*We're almost to our penultimate destination: Malin's Head and Banba's Crown.
Day two (rally day three) presented us with the expected Irish weather, overcast and drizzly, which would turn into outright downpours during parts of the drive. Our goal today was Malin Head/Banba's Crown in County Donegal, 261.6 miles away. Brian's and my ride for the most of the day was the Works MINI. I had Brian drive first, as I was intent on breaking whatever pattern was possibly in the making. Our MINIs got in line behind MTM guru Gerard's MINI One, and we began a very "spirited drive," to quote Gerard. At first there were several Minis in queue on the road to Castlebar and Foxford, but Gerard's driving style (flat out) and the obviously more powerful modern MINIs were too much for the older vehicles. Gerard swore that his 90-bhp MINI One had nothing more than an aftermarket exhaust, and we had no reason not to believe him. We asked about his previous rallying experience, and he alluded to "doing things" in the past. They must have been some things, because his rallying ability might give even Paddy Hopkirk a run for his money. If we hadn't been in the 200-bhp Works MINI, we would have seriously struggled to keep up.
But we were driving the Works car, which has a 37-bhp bump over the 163-bhp Cooper S. Torque also moves up from 155 lb-ft at 4000 rpm to 177 lb-ft, also at 4000 rpm. The Works package (it can be retrofitted to existing Cooper Ss) is centered around an enhanced Eaton supercharger with specially coated vanes that generate increased flow pressure. The blower also has a new pulley design, allowing the unit to spin at higher rpm for greater power output.

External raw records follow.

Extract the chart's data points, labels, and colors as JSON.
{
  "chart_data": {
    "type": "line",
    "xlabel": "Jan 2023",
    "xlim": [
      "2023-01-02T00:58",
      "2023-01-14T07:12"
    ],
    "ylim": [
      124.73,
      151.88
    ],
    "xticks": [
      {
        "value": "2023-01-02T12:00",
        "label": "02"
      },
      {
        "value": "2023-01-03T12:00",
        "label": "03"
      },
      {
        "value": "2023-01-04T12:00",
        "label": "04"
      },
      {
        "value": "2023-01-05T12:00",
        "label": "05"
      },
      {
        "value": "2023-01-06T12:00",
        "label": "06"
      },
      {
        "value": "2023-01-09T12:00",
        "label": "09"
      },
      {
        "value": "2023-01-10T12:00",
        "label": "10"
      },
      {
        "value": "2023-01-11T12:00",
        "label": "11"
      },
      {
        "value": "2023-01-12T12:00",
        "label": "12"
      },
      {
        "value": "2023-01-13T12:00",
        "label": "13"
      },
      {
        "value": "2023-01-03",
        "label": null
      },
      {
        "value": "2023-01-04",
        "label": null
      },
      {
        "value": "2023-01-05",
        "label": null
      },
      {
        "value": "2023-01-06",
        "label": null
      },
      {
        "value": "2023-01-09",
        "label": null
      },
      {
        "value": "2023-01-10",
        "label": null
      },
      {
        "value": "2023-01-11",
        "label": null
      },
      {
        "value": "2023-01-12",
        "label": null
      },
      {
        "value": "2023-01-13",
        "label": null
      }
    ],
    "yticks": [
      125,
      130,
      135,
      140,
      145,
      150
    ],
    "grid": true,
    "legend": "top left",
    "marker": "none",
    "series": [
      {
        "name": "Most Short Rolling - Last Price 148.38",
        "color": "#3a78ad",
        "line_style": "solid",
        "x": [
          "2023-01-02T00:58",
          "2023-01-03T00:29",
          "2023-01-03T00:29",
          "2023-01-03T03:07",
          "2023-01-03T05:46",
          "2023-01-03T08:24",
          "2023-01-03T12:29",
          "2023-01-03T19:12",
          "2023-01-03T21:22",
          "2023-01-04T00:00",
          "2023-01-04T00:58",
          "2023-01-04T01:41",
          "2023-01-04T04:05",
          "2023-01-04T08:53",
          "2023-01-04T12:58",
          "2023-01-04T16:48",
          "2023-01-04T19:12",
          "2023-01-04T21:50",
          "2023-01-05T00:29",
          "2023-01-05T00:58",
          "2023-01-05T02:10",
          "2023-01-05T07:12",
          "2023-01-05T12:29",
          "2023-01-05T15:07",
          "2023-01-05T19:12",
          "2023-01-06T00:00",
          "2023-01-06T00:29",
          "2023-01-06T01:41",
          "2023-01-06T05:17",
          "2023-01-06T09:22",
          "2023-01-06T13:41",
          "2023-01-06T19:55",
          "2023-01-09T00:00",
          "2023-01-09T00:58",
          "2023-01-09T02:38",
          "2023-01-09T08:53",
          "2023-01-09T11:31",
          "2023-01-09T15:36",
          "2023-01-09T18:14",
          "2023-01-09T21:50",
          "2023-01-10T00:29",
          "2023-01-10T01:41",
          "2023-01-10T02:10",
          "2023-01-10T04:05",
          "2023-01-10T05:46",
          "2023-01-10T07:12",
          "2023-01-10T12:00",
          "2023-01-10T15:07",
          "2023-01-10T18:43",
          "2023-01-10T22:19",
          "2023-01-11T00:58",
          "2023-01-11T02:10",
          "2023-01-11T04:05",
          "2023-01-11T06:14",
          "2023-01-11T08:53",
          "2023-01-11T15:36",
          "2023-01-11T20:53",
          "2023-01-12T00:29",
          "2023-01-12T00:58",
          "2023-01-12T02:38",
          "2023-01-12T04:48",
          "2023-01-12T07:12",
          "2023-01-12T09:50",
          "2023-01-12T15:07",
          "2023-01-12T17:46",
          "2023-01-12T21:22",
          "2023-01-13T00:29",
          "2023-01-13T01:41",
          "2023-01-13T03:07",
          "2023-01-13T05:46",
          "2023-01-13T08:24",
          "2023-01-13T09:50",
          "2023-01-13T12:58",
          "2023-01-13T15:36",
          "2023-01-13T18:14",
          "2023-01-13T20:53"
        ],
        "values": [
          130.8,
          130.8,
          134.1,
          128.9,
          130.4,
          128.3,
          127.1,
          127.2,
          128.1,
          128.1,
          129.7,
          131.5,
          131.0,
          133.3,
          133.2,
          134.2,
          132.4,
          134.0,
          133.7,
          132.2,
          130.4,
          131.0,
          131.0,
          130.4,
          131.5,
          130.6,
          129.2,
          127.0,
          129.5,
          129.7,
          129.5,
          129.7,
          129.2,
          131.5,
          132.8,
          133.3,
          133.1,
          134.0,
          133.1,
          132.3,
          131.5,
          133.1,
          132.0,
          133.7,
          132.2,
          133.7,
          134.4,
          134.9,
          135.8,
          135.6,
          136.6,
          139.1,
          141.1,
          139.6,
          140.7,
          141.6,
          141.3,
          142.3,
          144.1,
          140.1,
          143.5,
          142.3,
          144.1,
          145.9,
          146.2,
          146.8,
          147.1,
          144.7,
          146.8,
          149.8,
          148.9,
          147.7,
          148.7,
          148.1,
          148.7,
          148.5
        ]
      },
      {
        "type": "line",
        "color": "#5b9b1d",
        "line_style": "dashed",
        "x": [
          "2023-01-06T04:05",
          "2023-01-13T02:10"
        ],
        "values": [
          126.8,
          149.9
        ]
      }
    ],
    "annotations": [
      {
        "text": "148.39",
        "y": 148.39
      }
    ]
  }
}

A performance-modified head replaces the stock one; it has improved port flow and can withstand the greater compression and heat produced by the supercharger. A reprogrammed ECU is included as well; combustion airflow, fueling and spark advance have been optimized for better throttle response and torque accessibility. The performance graph clearly illustrates this improvement. The torque curve is smoother and the power curve continues climbing all the way to redline.
*The last gathering of Minis at the White Horse Hotel in Derry, North Ireland.
The package also contains a cat-back stainless-steel sport exhaust, featuring a parallel-flow low-backpressure system, snarky-looking twin chrome exhaust tips and a decidedly deep-throated rumble. Visually, the only indication that you're driving the Works version is a small, tasteful Works badge on the rear decklid. Pop the hood, however, and the valve cover and the silver intercooler surround practically shout that this is a modified car.
Following (actually chasing is the more appropriate word) Gerard gave us endless opportunities to explore the MINI Cooper S Works' enhanced performance. From the moment you roll off the line, the powerband's bump up is immediately apparent. Where the Cooper S lags in the lower- to mid-rpm range, the Works version zips on past to achieve maximum pulling power at 4000 rpm. There are no dips, no dead spots, just pure, sweet acceleration. The package is well worth the $4,500 MSRP (installation not included). The six-speed manual gearbox is the same as the one on the Cooper S, which also contributed the suspension and brake systems. Each dealt with the increased power as though they were originally designed with the Works package in mind-quite a testament to the Cooper S's handling characteristics. Not once did the Works MINI feel as though it was at the edge of control, and we were really pushing it.